On election night, and again with the election of Greg Gianforte and the initial success of Roy Moore, they were shocked to find that outside the Beltway, no one really cares about their worldview. Movement conservatives are total failures; useless at best, and a hindrance at worst. When it comes to defending our borders, they are nowhere to be found. But when it comes to starting expensive wars in the Middle East, they are the first in line. They deserve nothing but contempt, and to be tossed onto the ash heap of history. They do not understand that we are at war. Either movement conservatives act like it, or else they must step aside, and let those willing to fight do so.
The Right should avoid, unless absolutely necessary, punching rightwards.
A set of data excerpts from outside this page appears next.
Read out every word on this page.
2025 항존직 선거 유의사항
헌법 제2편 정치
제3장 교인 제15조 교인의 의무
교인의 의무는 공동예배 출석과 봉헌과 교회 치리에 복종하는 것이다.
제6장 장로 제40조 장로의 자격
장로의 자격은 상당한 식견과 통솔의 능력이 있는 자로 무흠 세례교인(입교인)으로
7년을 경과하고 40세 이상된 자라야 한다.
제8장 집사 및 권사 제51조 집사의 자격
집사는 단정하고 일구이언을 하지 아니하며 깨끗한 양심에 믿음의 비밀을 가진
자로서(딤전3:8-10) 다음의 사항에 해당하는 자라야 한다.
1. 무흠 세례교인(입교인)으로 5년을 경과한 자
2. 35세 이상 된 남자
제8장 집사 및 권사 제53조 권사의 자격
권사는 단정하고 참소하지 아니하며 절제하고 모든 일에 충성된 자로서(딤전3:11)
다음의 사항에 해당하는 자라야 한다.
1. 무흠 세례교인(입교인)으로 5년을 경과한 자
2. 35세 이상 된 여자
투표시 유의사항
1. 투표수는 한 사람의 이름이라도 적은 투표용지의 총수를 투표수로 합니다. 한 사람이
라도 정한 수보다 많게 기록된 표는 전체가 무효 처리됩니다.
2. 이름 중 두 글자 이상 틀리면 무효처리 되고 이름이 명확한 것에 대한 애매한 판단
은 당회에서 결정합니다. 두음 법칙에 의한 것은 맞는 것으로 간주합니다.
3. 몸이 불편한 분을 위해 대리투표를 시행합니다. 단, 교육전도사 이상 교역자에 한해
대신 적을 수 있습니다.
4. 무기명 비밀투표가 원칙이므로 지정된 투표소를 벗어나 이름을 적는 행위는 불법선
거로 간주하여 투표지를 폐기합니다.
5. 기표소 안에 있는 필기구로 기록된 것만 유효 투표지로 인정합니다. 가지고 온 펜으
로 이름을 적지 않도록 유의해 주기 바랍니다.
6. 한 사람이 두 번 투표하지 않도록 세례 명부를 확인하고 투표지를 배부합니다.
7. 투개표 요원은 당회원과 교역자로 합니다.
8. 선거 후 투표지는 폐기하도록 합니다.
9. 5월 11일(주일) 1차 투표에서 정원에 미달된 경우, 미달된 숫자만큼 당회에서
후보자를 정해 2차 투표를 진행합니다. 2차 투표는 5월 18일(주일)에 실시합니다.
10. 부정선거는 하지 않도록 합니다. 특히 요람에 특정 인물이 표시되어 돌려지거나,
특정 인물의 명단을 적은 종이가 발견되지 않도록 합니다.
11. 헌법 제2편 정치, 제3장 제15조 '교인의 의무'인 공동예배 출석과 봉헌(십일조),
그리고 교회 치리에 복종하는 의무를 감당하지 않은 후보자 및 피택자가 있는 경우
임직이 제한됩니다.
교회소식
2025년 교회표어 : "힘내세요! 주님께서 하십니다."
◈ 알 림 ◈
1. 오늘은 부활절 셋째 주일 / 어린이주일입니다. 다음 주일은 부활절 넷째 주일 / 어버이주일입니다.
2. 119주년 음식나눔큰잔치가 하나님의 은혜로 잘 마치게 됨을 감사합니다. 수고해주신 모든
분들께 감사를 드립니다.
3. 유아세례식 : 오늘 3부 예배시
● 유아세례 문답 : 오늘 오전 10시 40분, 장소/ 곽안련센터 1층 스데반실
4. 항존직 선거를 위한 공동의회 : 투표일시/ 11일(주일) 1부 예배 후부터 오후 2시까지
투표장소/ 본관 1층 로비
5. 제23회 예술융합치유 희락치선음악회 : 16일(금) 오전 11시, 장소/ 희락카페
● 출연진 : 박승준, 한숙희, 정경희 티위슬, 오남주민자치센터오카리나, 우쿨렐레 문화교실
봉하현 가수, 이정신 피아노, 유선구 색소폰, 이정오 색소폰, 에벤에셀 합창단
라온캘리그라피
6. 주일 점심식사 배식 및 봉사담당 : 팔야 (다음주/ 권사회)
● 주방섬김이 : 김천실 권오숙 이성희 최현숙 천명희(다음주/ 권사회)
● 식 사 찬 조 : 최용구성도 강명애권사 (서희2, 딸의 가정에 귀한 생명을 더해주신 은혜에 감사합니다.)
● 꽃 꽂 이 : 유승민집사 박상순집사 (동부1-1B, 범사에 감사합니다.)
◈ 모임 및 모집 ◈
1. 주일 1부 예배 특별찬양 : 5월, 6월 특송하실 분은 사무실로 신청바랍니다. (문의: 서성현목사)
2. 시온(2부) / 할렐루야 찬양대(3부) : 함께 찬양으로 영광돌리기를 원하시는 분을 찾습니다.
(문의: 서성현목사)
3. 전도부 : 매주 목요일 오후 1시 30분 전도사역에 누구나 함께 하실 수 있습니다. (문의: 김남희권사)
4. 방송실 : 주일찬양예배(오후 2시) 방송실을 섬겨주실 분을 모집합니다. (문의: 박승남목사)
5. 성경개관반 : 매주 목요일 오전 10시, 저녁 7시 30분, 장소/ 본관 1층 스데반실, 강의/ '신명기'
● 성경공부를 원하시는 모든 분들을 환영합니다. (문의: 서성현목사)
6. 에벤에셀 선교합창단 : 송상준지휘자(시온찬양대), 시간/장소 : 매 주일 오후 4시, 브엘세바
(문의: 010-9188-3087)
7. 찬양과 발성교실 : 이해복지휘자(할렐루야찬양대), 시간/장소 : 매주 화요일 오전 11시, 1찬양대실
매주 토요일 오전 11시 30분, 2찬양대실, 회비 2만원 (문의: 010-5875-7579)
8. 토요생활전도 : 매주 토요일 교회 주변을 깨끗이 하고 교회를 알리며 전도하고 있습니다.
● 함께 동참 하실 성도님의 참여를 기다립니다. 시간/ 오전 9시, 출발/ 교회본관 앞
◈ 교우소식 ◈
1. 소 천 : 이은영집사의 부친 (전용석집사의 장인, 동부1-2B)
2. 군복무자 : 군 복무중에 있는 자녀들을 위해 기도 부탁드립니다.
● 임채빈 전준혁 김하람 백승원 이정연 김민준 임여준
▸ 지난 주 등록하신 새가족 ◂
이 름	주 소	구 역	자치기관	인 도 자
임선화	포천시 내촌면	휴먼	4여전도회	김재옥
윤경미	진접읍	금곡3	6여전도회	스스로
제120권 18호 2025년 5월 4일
This is not to say the Right should tolerate or encourage its extremists. Rather, we should recognize that the true enemy is the Left, and not concern ourselves with the small number of people on the far right. They are neither numerous nor influential, and are only useful as boogeymen for the Left to frighten people. If you are asked to condemn the far right, then by all means do so, just keep in mind who the real enemy is. We should take a similar approach towards our extremists that the Left takes towards their extremists. In other words, don’t associate with them, but don’t condemn them unless you really need to. When was the last time you heard a liberal speak out against Communism, except when pressed on the matter? In contrast, the mainstream Right seems to hate the far right as much as the far left, if not more so. Extremists can sometimes have their uses. In the 1960s, the Civil Rights movement adopted a “good cop, bad cop” strategy for moving its ideals into the mainstream. The Right at the time didn’t like Martin Luther King, Jr., but were more willing to listen to him if Malcolm X’s views stood a chance of prevailing. Today the Left may dislike Steve Bannon, but faced with the possibility of Richard Spencer’s views gaining mainstream acceptance, they may be more willing to listen to Bannon.